(i wrote this on the day needle got eliminated from tpot. please excuse my probably shoddy writing; its a chore to keep my tears away from the keyboard)
What happens to a contestant after they get eliminated?
That's a question the people of the Battle for Dream Island thought about perhaps a *bit* too late, immediately after they signed up for a competition they didn't know the first thing about, after they've sold their life without even knowing it. It didn't even register for them until a team lost for the first time, and it was announced that one of them was getting the boot.
In a reasonable world, in a rational world, in a logical world, anyone that's been eliminated should be allowed to just... walk away. Go home. Move on with their life feeling a bit sad and disheartened because *they* didn't get to win the eponymous island. And that's the crucial thing, no? You get eliminated, you're no longer Battling for Dream Island. It's as simple as that. It *should* be as simple as that. But when the Announcer first announced that the eliminated would be treated with TLC, or when Flower was sent away under suspicious circumstances, it became rather evident that things weren't gonna be *that* easy.
Fortunately for them, however, the answer turned out to be rather simple. Those that had the gall to anger the horde of unseen voters would be... thrown into a metal box. Or a metal box *inside* a metal box. Or a Weak, Trembling Fortress. Why? Uh... There's several chances to rejoin scattered throughout the competition, and you *definitely* don't want to miss out on those, right?
No matter how one thought about it, even if it was just for 2.763 seconds, there really wasn't much of a way to justify it. It was weird. It was *awful*. Not only did you get the shame of not winning the Battle for Dream Island, you also got packed like sardines for the foreseeable future. They couldn't have invested in a more spacious prison, or something?
But also, it was *somewhat* reassuring, in some twisted way. They were talking about a speaker box with unknown purposes and motives, that fell out of the sky one day and orchestrated this grand competition out of nowhere. He could've had the eliminated go through *anything* he wished, and yet he chose a punishment that was... rather tame in comparison. Being stuck in the Tiny Loser Chamber was no way of living, of course, but at the very least there was the reassurance that the outside world was just a few inches of steel away. And for those still in the running that have lost their friends, they can rest easy knowing that they're safe and sound, by *some* definition.

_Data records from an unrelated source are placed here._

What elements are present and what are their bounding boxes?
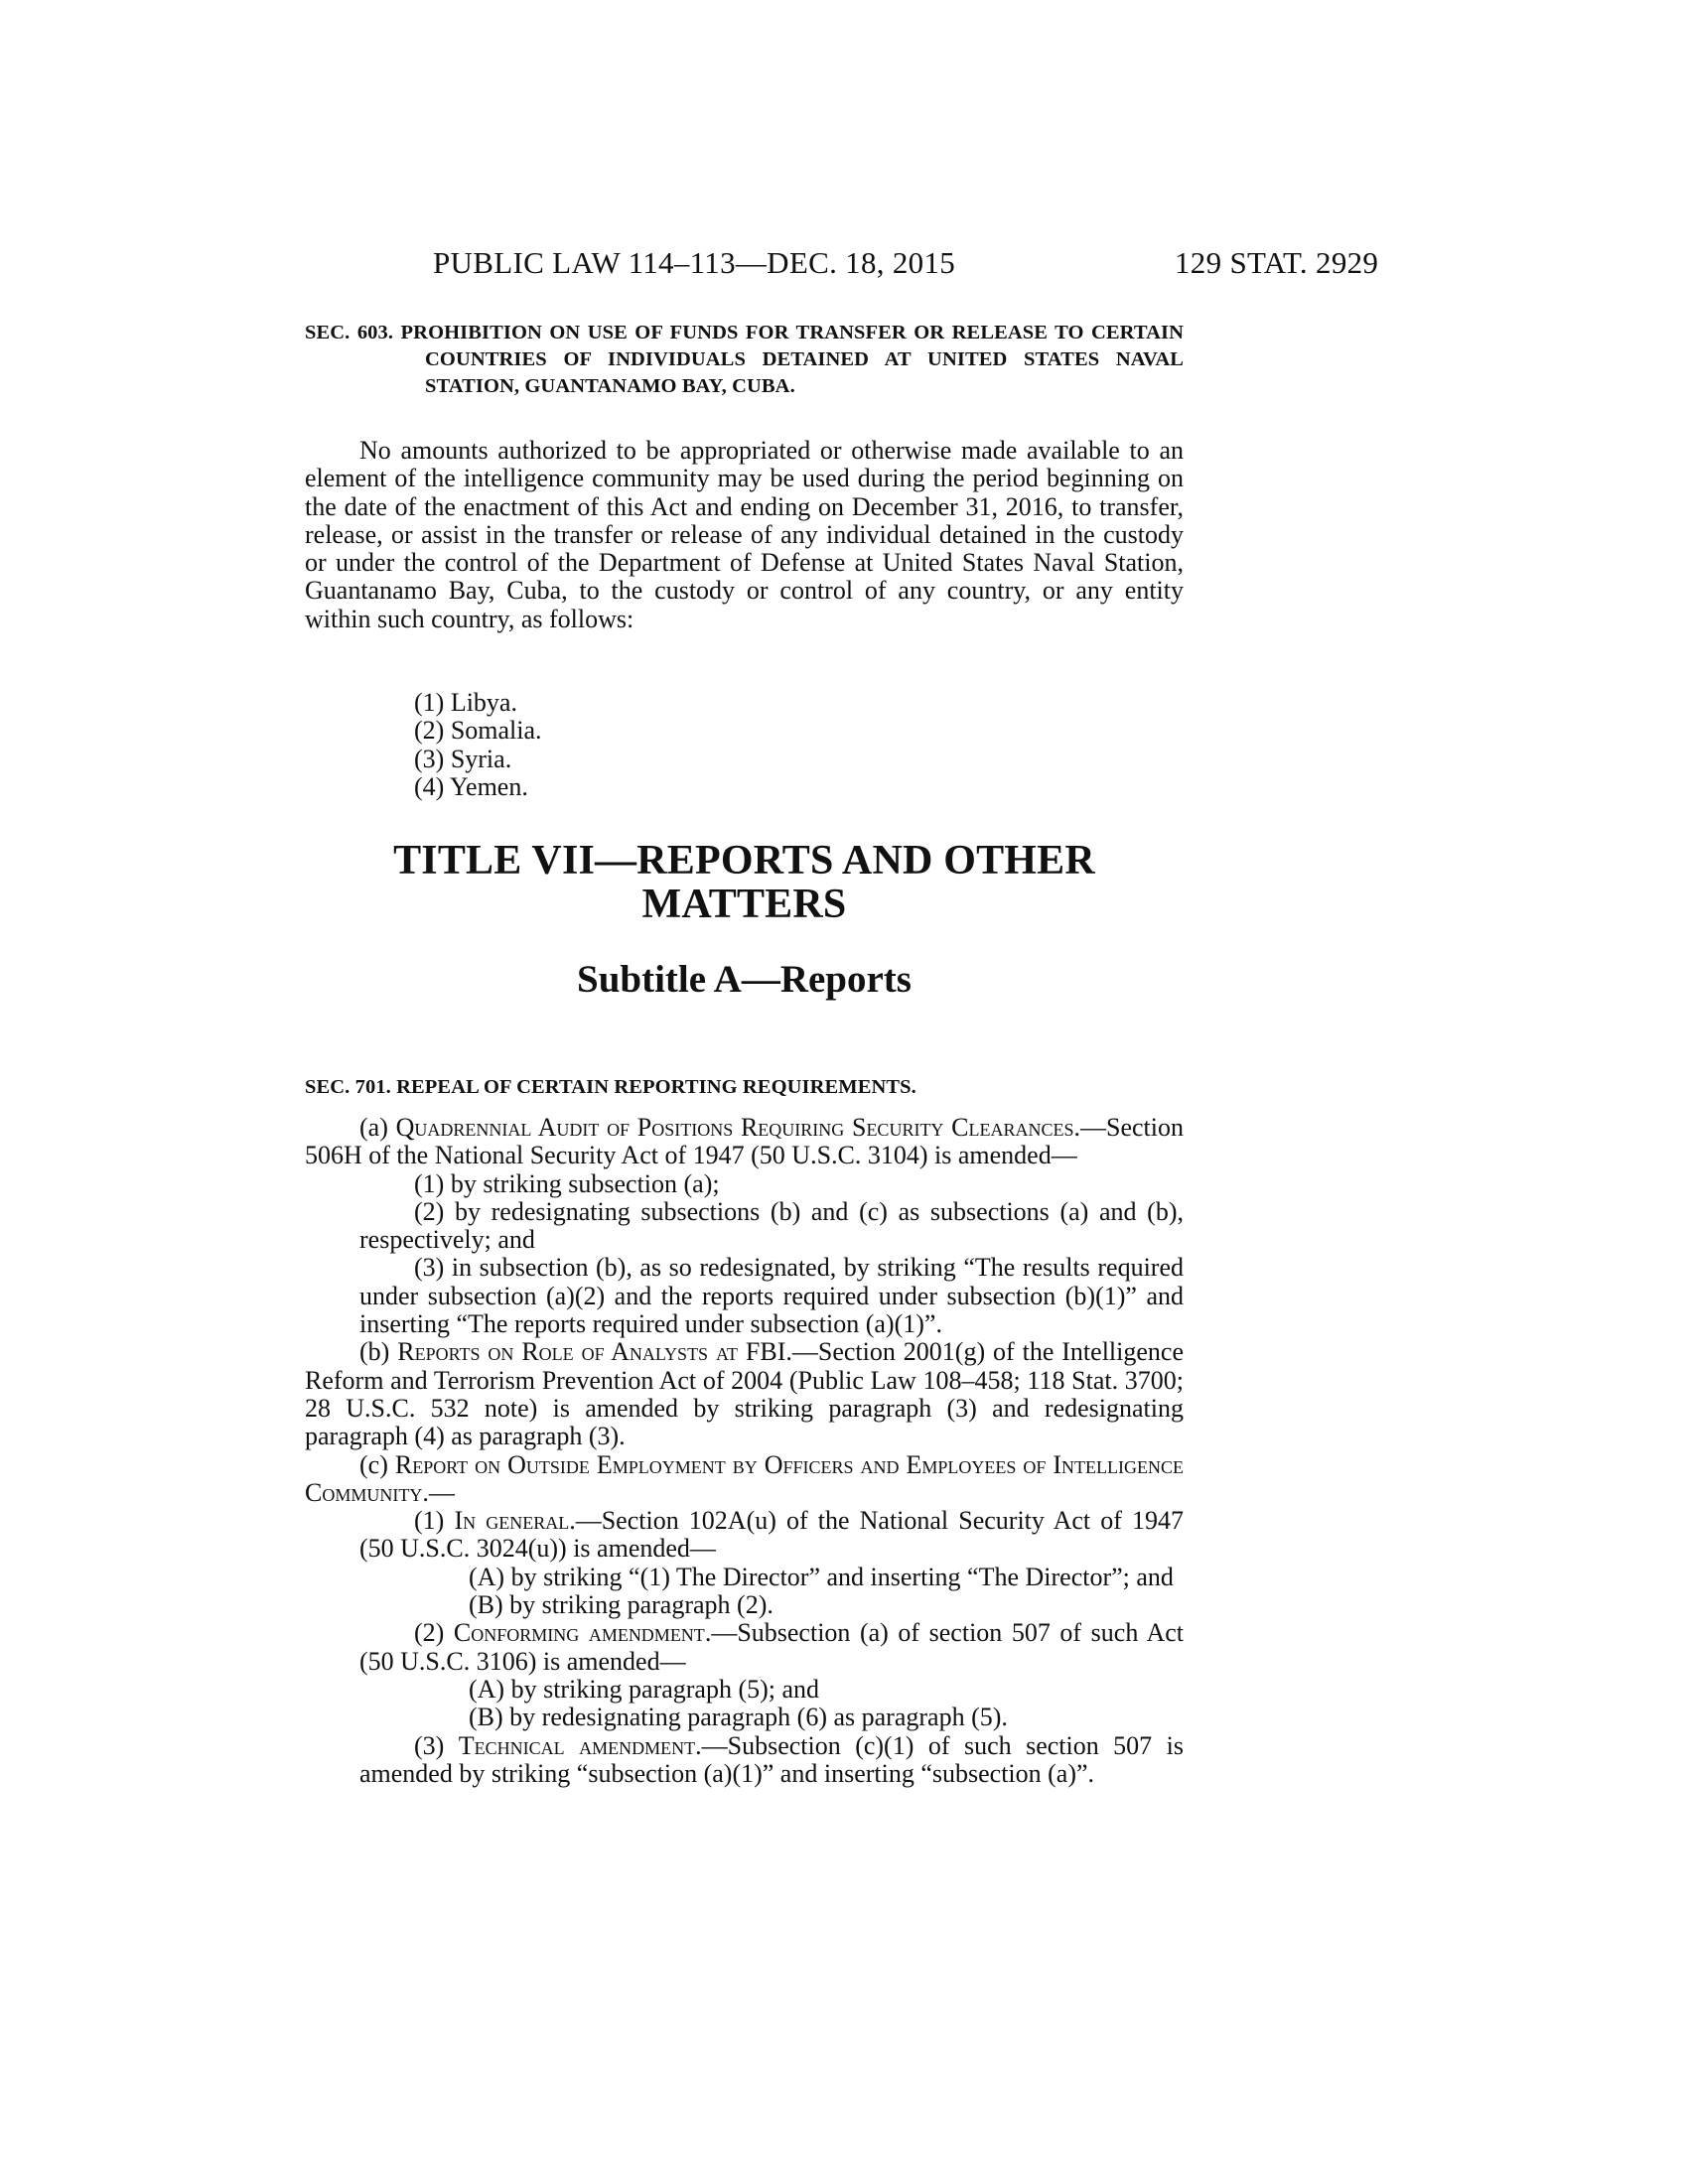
subsection-c-label: (c) — [359, 1449, 395, 1479]
subparagraph-c2B: (B) by redesignating paragraph (6) as paragraph (5). — [469, 1703, 1008, 1732]
subsection-b-text: .—Section 2001(g) of the Intelligence Reform and Terrorism Prevention Act of 2004 (Public Law 108–458; 118 Stat. 3700; 28 U.S.C. 532 note) is amended by striking paragraph (3) and redesignating paragraph (4) as paragraph (3). — [305, 1337, 1184, 1451]
subsection-a-text: .—Section 506H of the National Security Act of 1947 (50 U.S.C. 3104) is amended— — [305, 1113, 1184, 1170]
title-vii-line-1: TITLE VII—REPORTS AND OTHER — [393, 838, 1095, 884]
paragraph-c2 — [305, 1619, 1184, 1676]
subparagraph-c2A: (A) by striking paragraph (5); and — [469, 1674, 820, 1704]
paragraph-c3 — [305, 1732, 1184, 1789]
subsection-c-text: .— — [422, 1477, 455, 1507]
section-603-country-list — [414, 689, 542, 801]
list-item: (1) Libya. — [414, 688, 517, 717]
paragraph-c2-label: (2) — [414, 1618, 454, 1648]
paragraph-a1: (1) by striking subsection (a); — [414, 1168, 720, 1198]
section-603-number: SEC. 603. — [305, 322, 394, 343]
subparagraph-c1B: (B) by striking paragraph (2). — [469, 1590, 774, 1620]
subparagraph-c1A: (A) by striking “(1) The Director” and inserting “The Director”; and — [469, 1562, 1174, 1591]
section-603-title: PROHIBITION ON USE OF FUNDS FOR TRANSFER OR RELEASE TO CERTAIN COUNTRIES OF INDIVIDUALS DETAINED AT UNITED STATES NAVAL STATION, GUANTANAMO BAY, CUBA. — [400, 322, 1184, 397]
list-item: (4) Yemen. — [414, 771, 528, 801]
paragraph-c3-caption: Technical amendment — [458, 1730, 696, 1760]
subsection-b-caption: Reports on Role of Analysts at FBI — [397, 1337, 786, 1367]
list-item: (2) Somalia. — [414, 716, 542, 746]
subsection-b-label: (b) — [359, 1337, 398, 1367]
section-603-body: No amounts authorized to be appropriated or otherwise made available to an element of the intelligence community may be used during the period beginning on the date of the enactment of this Act and ending on December 31, 2016, to transfer, release, or assist in the transfer or release of any individual detained in the custody or under the control of the Department of Defense at United States Naval Station, Guantanamo Bay, Cuba, to the custody or control of any country, or any entity within such country, as follows: — [305, 436, 1184, 633]
paragraph-c1-text: .—Section 102A(u) of the National Security Act of 1947 (50 U.S.C. 3024(u)) is amended— — [359, 1506, 1184, 1564]
section-603-heading — [305, 320, 1184, 400]
paragraph-c1-label: (1) — [414, 1506, 455, 1536]
subsection-a-label: (a) — [359, 1113, 396, 1142]
subsection-a-caption: Quadrennial Audit of Positions Requiring Security Clearances — [395, 1113, 1074, 1142]
subsection-c — [305, 1451, 1184, 1508]
section-701-heading: SEC. 701. REPEAL OF CERTAIN REPORTING REQUIREMENTS. — [305, 1076, 916, 1098]
paragraph-c2-text: .—Subsection (a) of section 507 of such Act (50 U.S.C. 3106) is amended— — [359, 1618, 1184, 1676]
subsection-c-caption: Report on Outside Employment by Officers and Employees of Intelligence Community — [305, 1449, 1185, 1507]
running-header-title: PUBLIC LAW 114–113—DEC. 18, 2015 — [433, 245, 956, 280]
paragraph-c3-label: (3) — [414, 1730, 459, 1760]
paragraph-c1-caption: In general — [454, 1506, 570, 1536]
paragraph-a3: (3) in subsection (b), as so redesignated, by striking “The results required under subsection (a)(2) and the reports required under subsection (b)(1)” and inserting “The reports required under subsection (a)(1)”. — [359, 1253, 1184, 1339]
subsection-a — [305, 1114, 1184, 1170]
paragraph-c1 — [305, 1507, 1184, 1564]
title-vii-heading — [305, 839, 1184, 926]
title-vii-line-2: MATTERS — [641, 882, 847, 927]
running-header-stat-page: 129 STAT. 2929 — [1175, 245, 1379, 280]
section-701-body — [305, 1114, 1184, 1788]
subsection-b — [305, 1338, 1184, 1450]
paragraph-a2: (2) by redesignating subsections (b) and (c) as subsections (a) and (b), respectively; and — [359, 1196, 1184, 1255]
paragraph-c2-caption: Conforming amendment — [453, 1618, 705, 1648]
subtitle-a-heading: Subtitle A—Reports — [577, 958, 912, 1001]
list-item: (3) Syria. — [414, 744, 512, 773]
paragraph-c3-text: .—Subsection (c)(1) of such section 507 is amended by striking “subsection (a)(1)” and inserting “subsection (a)”. — [359, 1730, 1184, 1788]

Then the algebralians arrived.
Just as the living objects had *finally* moved on from that weird chapter of their life, yet more alien lifeforms descended from the heavens to make them participate in long, drawn-out battles for some strange prize they've never heard of before. It was already weird when the Announcer did it, but now the number Four was making them do it as well? And the number Two too?
Some (ie. Golf Ball) would be able to connect the dots and follow the trend. They all followed the formulate to a T, and so they *had* to be related somehow. As such, they can expect most of the major mechanics, up to and including eliminations, to follow much the same pattern. Sure, the numerals did it in a strange, unnerving way; they just *absorb* the eliminated onto themselves, making them disappear without a trace. But if they were playing by the same rules, this *shouldn't* be cause for alarm, right?
Right?
But with that change, what little trust the contestants had with these new hosts was strained even further. With the speaker boxes, they could follow the fate of those that got the boot: they get the most (or least) votes, the host announces this fact, then they're sent away to their new home using some physical, *visible* means. Again, the algebralians don't exactly do that; one moment they're there, and in the next they're gone.